垂直磁気記録方式 (スイチョクジキキロクホウシキ) とは | 意味や読み方など丁寧でわかりやすい用語解説
垂直磁気記録方式 (スイチョクジキキロクホウシキ) の読み方
日本語表記
垂直磁気記録方式 (スイチョクジキキロクホウシキ)
英語表記
Vertical Magnetic Recording (バーティカルマグネティックレコーディング)
垂直磁気記録方式 (スイチョクジキキロクホウシキ) の意味や用語解説
垂直磁気記録方式(PMR: Perpendicular Magnetic Recording)は、ハードディスクドライブ(HDD)の記録密度を飛躍的に向上させた磁気記録技術の一つである。従来の水平磁気記録方式(LMR: Longitudinal Magnetic Recording)が、データを記録する磁気ビットの磁化の向きを記録媒体の表面と平行に配置していたのに対し、垂直磁気記録方式ではその名の通り、磁化の向きを記録媒体の表面に対して垂直に配置する。

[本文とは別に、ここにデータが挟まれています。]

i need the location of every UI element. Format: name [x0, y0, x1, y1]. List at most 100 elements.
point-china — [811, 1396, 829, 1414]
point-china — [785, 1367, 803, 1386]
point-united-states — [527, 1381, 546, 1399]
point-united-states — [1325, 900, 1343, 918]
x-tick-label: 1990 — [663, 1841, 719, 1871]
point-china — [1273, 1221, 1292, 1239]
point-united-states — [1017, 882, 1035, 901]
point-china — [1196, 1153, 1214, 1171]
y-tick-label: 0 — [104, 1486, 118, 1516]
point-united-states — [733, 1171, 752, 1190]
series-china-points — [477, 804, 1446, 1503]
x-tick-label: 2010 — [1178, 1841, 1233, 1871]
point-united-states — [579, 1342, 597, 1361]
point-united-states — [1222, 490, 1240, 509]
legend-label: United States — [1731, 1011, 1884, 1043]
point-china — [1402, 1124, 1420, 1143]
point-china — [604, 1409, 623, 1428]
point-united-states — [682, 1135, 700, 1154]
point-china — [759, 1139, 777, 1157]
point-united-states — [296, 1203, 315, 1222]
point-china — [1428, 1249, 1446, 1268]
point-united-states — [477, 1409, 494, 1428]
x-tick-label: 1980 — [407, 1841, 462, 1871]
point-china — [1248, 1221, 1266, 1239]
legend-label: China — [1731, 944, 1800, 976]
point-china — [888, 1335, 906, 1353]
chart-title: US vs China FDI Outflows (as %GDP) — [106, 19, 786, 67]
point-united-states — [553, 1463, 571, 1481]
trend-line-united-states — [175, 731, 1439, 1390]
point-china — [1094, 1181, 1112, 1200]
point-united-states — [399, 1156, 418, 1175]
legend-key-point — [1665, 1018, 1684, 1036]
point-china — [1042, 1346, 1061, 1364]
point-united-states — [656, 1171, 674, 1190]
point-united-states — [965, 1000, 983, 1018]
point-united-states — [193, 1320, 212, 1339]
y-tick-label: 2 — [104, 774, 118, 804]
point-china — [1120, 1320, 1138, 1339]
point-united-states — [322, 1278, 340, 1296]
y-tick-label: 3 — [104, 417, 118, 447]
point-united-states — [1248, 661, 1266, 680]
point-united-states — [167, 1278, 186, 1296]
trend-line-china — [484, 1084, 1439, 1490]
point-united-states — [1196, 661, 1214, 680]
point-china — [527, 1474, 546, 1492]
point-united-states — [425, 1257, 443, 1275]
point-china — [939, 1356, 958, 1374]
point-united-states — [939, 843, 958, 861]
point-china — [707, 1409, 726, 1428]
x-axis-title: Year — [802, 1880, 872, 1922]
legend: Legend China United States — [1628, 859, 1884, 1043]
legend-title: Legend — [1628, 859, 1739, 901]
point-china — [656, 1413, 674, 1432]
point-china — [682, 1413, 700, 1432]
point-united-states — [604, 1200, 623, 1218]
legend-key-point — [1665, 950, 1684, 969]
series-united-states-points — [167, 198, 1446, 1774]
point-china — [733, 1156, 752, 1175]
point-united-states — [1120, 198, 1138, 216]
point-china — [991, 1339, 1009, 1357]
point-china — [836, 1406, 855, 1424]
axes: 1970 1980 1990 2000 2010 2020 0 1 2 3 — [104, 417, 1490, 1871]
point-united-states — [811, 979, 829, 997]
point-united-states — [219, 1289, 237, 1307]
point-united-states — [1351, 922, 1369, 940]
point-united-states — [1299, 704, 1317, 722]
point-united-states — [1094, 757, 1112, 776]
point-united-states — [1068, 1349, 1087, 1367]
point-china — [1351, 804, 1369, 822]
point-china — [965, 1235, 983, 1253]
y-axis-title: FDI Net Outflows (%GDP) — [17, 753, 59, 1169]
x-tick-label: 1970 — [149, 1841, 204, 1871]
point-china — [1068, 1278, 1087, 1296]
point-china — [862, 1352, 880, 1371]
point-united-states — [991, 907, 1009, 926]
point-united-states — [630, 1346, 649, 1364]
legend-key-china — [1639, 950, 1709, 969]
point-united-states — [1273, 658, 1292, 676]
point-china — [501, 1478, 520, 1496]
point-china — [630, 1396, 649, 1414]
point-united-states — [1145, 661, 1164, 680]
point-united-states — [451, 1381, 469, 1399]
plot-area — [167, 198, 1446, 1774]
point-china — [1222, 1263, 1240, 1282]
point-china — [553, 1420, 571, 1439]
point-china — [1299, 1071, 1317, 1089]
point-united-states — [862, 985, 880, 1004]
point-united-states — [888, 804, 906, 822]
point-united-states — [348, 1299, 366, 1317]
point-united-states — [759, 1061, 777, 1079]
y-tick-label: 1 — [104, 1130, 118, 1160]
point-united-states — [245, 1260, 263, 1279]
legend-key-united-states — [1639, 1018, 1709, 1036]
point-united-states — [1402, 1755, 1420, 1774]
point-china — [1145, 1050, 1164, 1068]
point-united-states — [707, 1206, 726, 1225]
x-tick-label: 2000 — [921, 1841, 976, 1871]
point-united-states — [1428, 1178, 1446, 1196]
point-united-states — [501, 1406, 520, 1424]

この根本的な記録方向の変更により、磁気ビットをより小さく、より高密度に配置することが可能になり、HDDの大容量化を実現した重要な技術である。 従来の水平磁気記録方式は、磁気ビットを小さくすることで記録密度を向上させてきたが、物理的な限界に直面していた。磁気ビットが小さくなりすぎると、熱擾乱と呼ばれる現象(超常磁性現象)によって磁化が不安定になり、データが自然に消えてしまう問題が発生したためである。これは、磁気ビットが持つ磁気異方性エネルギー(磁化を特定の方向に安定させるエネルギー)が、周囲の熱エネルギーに打ち勝てなくなり、磁化の向きが勝手に変化してしまうことに起因する。また、水平方向に並んだ小さな磁気ビット同士が互いに影響し合い(隣接ビット間の干渉)、記録の安定性を損なうという問題もあった。これらの限界を克服するために開発されたのが垂直磁気記録方式である。 垂直磁気記録方式の記録媒体は、主に「軟磁性下地層」と「垂直磁気記録層」の二層構造となっている点が特徴である。軟磁性下地層は、磁化されやすく磁化の方向も変わりやすい性質を持つ材料で構成され、記録時に発生する磁界を効率的に垂直磁気記録層に集中させる役割を果たす。垂直磁気記録層は、比較的高い保磁力(磁化を安定して保持する力)を持つ材料で構成されており、実際にデータが記録される部分である。 データの書き込みは、特殊な構造の記録ヘッドを用いて行われる。記録ヘッドは、主に「主磁極(Main Pole)」と「補助磁極(Return Pole)」から構成される。書き込み時には、主磁極から発生した強い磁界が記録媒体の垂直磁気記録層に印加される。この磁界は垂直磁気記録層を貫通し、その下の軟磁性下地層を通過して補助磁極へと戻るという磁束経路を形成する。この磁束が記録層に対して垂直方向に流れることで、記録層の磁性体が垂直方向に磁化され、データが記録される。軟磁性下地層が存在することで、磁界が垂直方向に効率よく集中し、隣接する磁気ビットへの不要な磁界の影響を最小限に抑えつつ、安定した垂直磁化を形成できるのである。 垂直磁気記録方式の大きな利点は、熱擾乱への耐性が向上したことにある。磁化の方向を垂直にすることで、磁気ビットの形状と磁気異方性エネルギーをより効率的に利用でき、小さなビットでも磁化を安定して保持できるようになった。これにより、超常磁性現象の発生を遅らせ、ビットサイズをさらに微細化することが可能になった。また、磁気ビットが垂直に並ぶことで、水平方向の磁気的な干渉が低減され、隣接するビットからの影響を受けにくくなるため、これも高密度化に貢献している。データの読み出しは、書き込まれた垂直方向の磁気情報がヘッドの磁気抵抗変化を誘起することで行われ、一般的にはMR(磁気抵抗)ヘッドやGMR(巨大磁気抵抗)ヘッドといった高感度な読み出しヘッドが用いられる。 垂直磁気記録方式の導入により、HDDの記録密度は格段に向上し、テラバイト級の大容量HDDが普及する礎となった。現在では、この技術も物理的な限界に近づきつつあり、さらなる記録密度向上を目指して、熱アシスト磁気記録(HAMR: Heat-Assisted Magnetic Recording)やマイクロ波アシスト磁気記録(MAMR: Microwave-Assisted Magnetic Recording)といった次世代技術の研究開発が進められている。しかし、垂直磁気記録方式は今日のストレージ技術において、依然としてその中心的な役割を担い続けている基盤技術である。